Find the order of the differential equation of $$y=C_1\sin^2x+C_2\cos 2x+C_3$$

I read in my book that the order of the differential equation is equal to the number of arbitrary constants but the answer given is $2$.
Attempt:
Here are two methods I tried:


*

*I calculated up to 3rd differential and obtained a differential equation.
$$\begin{align}
y&=C_1\sin^2x+C_2\cos2x+C_3\\
y'&=C_1\sin2x-2C_2\sin2x\\
y''&=2C_1\cos2x-4C_2\cos2x\\
y'''&=-4C_1\sin2x+8C_2\sin2x\\
&=-4(C_1\sin2x-2C_2\sin2x)\\
&=-4y'
\end{align}$$

*I differentiated both sides w.r.t. $x$ and then sent the $\sin2x$ term, which I was getting in RHS, to LHS and wrote $\frac1{\sin2x}$ as $\operatorname{cosec}2x$. Then I differentiated both sides again w.r.t. $x$. In this way, both $C_1$ and $C_2$ which remained after calculating 1st derivative become zero.
$$\begin{align}
y&=C_1\sin^2x+C_2\cos2x+C_3\\
y'&=C_1\sin2x-2C_2\sin2x\\
\operatorname{cosec}2xy'&=C_1-2C_2\\
2\operatorname{cosec}2x\cot2xy'+\operatorname{cosec}2xy''&=0\\
\implies2\cot2xy'+y''&=0
\end{align}$$
Which one is the correct method? If it's neither, what's the right method?
 A: I disagree with your book. The order of the DE must be 3. $\sin, \cos$, and $1$ are all linearly independent solutions, therefore they must be generated by a 3rd order DE.
A: Really this is a point of confusion. The book is right.

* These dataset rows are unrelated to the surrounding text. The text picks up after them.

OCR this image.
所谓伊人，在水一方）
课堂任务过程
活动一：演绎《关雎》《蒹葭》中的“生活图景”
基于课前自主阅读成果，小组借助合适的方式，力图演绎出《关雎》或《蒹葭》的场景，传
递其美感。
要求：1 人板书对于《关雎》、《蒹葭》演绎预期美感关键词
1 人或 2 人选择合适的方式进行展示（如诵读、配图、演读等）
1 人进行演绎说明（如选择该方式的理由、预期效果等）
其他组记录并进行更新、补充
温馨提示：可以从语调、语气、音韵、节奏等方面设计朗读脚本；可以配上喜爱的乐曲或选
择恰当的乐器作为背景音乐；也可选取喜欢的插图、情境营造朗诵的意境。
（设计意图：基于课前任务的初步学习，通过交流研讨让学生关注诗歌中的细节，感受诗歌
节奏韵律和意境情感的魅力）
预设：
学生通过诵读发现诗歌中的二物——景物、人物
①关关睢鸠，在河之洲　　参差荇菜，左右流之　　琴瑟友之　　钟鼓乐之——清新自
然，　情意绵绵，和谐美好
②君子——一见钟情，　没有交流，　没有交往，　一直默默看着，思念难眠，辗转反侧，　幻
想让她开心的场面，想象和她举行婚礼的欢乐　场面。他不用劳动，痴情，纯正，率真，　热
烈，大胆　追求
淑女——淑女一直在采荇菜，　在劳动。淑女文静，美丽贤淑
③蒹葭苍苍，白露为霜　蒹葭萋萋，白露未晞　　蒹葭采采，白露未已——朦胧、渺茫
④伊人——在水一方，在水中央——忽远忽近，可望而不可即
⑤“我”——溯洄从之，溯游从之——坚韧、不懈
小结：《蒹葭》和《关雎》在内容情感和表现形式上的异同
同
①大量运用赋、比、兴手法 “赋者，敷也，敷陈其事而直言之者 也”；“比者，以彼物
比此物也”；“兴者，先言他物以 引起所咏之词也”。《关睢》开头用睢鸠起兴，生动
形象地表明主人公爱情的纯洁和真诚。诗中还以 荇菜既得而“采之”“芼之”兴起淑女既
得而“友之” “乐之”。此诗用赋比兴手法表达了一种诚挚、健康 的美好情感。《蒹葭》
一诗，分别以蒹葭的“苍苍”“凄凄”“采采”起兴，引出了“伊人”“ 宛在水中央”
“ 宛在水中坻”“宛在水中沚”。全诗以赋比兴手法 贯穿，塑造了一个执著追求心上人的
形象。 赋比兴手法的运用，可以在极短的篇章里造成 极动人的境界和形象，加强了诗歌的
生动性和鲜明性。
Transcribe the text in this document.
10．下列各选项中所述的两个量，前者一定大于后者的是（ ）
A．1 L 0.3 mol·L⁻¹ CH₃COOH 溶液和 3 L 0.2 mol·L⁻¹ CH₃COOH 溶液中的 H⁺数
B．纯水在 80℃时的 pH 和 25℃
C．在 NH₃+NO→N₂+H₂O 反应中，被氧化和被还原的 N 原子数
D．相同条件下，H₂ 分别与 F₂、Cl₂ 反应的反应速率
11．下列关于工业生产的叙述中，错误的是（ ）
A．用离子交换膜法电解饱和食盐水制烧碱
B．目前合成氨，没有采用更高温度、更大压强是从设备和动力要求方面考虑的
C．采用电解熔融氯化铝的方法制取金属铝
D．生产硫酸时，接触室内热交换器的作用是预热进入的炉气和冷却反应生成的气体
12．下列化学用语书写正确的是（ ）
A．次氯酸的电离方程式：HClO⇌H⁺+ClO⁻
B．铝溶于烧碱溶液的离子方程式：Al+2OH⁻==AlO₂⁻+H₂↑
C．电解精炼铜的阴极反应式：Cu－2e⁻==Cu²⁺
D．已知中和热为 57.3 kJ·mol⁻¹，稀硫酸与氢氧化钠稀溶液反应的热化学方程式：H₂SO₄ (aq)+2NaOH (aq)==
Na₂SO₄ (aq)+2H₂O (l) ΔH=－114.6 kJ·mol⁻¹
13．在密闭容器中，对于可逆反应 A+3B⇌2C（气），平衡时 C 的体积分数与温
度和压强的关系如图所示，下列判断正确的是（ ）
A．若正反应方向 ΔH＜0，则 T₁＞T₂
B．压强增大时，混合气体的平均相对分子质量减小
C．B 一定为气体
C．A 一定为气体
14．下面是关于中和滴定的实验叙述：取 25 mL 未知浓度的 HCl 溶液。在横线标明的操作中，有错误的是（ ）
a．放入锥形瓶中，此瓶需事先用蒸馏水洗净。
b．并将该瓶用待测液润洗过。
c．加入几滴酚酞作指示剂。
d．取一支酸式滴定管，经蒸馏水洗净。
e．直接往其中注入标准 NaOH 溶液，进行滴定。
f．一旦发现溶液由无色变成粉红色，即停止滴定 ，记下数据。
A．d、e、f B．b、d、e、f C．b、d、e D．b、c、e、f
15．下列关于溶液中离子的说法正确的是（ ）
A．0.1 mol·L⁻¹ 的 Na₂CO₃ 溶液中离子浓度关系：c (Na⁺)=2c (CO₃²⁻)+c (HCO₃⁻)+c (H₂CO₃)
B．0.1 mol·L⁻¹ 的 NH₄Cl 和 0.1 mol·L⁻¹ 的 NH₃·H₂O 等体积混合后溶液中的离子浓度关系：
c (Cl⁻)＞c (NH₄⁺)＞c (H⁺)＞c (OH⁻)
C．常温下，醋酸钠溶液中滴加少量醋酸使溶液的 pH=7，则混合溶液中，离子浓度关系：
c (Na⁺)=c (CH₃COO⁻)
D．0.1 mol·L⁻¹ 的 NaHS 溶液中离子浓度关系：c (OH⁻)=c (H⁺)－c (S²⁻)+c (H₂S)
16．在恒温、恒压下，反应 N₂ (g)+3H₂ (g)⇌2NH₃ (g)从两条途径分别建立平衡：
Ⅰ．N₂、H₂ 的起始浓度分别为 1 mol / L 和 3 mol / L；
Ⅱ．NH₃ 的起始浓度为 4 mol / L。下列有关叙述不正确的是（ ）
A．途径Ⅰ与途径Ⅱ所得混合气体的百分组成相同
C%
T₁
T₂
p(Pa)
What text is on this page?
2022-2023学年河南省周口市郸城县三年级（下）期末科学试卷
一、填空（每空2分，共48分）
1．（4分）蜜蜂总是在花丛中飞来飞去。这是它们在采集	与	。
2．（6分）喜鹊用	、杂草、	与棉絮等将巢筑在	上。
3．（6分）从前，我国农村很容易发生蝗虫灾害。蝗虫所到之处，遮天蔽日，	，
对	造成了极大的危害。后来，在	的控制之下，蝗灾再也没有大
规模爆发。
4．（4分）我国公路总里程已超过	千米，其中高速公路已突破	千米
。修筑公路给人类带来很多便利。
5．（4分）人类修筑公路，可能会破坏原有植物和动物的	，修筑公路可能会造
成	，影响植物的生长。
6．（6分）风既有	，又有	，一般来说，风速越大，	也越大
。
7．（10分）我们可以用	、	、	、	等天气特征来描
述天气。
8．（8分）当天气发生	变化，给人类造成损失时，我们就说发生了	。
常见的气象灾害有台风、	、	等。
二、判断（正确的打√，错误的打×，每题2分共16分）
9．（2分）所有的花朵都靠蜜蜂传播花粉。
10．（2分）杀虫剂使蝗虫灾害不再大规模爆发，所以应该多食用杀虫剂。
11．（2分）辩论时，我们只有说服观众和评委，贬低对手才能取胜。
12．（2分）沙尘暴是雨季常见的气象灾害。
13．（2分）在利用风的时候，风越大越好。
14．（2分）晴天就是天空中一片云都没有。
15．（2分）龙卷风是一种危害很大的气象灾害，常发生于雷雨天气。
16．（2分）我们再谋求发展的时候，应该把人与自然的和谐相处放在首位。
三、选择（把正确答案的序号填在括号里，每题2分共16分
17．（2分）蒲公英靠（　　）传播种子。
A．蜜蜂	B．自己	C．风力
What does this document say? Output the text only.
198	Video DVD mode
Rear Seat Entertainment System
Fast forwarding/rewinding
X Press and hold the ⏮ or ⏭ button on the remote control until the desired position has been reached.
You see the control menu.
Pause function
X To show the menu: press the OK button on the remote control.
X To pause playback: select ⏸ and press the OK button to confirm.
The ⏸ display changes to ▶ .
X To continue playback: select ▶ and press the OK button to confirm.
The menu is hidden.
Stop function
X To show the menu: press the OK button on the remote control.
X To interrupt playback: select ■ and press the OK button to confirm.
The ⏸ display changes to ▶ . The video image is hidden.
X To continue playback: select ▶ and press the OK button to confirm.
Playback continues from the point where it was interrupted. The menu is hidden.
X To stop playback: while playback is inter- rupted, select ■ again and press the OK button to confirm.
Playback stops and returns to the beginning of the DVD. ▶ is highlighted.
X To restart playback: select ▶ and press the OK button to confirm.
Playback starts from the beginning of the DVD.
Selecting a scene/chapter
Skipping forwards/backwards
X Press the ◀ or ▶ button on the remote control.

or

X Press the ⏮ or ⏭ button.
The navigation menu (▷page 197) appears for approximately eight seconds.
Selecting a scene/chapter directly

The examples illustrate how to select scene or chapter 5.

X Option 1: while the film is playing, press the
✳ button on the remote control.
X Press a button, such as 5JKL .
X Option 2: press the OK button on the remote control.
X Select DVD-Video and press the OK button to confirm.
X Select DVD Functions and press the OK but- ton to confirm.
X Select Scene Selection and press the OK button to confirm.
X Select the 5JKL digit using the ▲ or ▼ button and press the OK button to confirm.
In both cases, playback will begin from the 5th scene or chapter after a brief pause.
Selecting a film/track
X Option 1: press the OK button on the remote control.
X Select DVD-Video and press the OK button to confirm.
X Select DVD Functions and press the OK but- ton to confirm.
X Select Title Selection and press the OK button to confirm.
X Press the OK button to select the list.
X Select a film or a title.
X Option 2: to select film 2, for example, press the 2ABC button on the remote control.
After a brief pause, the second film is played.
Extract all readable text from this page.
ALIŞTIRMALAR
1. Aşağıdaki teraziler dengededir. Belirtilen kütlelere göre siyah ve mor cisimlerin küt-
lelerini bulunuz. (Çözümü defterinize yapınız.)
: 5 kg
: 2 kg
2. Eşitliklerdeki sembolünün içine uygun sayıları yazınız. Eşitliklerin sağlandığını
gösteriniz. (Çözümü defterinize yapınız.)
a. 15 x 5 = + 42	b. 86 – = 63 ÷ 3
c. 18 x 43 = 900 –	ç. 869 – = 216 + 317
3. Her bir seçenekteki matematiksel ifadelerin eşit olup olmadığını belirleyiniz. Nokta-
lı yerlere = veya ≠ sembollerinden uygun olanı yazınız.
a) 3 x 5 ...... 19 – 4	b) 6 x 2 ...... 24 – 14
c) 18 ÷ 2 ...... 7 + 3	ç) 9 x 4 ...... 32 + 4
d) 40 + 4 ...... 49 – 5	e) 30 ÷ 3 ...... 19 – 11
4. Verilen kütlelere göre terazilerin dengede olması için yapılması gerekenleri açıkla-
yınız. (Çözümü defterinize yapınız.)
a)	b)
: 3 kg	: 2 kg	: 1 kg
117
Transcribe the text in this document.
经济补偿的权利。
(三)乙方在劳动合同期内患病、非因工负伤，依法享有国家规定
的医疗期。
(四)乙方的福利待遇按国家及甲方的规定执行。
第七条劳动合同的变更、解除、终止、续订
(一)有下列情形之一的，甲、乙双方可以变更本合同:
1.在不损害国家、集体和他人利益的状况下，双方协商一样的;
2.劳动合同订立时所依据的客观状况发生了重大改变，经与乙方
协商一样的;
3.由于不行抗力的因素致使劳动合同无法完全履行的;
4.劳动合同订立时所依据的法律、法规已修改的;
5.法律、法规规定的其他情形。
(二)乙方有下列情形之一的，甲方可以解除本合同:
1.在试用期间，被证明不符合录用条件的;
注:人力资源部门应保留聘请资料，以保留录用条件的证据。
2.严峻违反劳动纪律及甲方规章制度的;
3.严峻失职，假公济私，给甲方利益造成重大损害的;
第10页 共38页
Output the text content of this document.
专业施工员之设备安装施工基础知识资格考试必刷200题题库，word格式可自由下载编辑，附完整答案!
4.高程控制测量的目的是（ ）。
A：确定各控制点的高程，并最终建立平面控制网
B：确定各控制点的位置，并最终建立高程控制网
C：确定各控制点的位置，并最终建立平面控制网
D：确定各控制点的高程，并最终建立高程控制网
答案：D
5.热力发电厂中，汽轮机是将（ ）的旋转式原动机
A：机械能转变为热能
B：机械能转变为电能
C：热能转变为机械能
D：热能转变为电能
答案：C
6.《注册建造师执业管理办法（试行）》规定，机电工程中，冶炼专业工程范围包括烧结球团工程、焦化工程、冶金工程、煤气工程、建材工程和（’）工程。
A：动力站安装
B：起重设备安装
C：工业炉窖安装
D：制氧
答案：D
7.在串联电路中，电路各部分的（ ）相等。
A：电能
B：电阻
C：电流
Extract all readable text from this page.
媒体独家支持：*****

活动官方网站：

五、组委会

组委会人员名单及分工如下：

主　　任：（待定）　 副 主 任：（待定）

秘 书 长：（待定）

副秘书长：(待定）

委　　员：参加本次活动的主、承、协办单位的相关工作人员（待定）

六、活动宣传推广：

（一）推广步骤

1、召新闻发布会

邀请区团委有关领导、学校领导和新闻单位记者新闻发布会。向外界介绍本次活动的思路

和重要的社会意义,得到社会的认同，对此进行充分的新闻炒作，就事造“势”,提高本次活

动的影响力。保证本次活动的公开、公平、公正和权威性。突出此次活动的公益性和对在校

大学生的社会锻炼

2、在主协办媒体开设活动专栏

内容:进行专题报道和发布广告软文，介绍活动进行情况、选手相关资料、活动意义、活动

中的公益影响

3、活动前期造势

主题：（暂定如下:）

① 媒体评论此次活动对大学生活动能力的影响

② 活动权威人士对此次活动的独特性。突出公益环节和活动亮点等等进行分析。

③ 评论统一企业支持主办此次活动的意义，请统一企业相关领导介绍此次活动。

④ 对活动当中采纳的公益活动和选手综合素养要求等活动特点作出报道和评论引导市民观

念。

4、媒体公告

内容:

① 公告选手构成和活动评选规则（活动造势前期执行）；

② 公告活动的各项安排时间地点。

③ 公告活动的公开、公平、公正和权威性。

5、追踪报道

In general the order of a differential equation is the number of arbitrary constants in it.

Now just look at your function the number of arbitrary constants in it is really $2$. As \begin{align*}
y&=C_1\sin^2x+C_2 \cos 2x+C_3\\
&=C_1\sin^2x+C_2(1-2\sin^2x)+C_3\\
&=\sin^2x(C_1-2C_2)+(C_2+C_3)\\
&=A\sin^2x+B
\end{align*}
One thing more Whenever we want to know that whether our method is Correct simply we must check whether the given function is satisfying obtained differential equation or not. I Checked!! $y$ is satisfying the first differential equation you obtained and in second it should be $$y''-2\cot 2x y'=0.$$ Now Since in the second differential equation there are no arbitrary constants present so we can take it as the differential equation which characterises functions of the form $$y=C_1\sin^2x+C_2 \cos 2x+C_3$$   
A: The book is right that the order of a differential equation given its solution is the number of undetermined constants... except for a constant term. Why?
The differential equation this solution comes from is $y'' + 4y = -C_3$. Solving yields a family of solutions $y = A \cos 2x + B \sin 2x + C_3$, with parameters $A$ and $B$ dependent on the initial conditions. We only count these parameters - not the constant $C_3$, that comes from solving the inhomogeneous problem.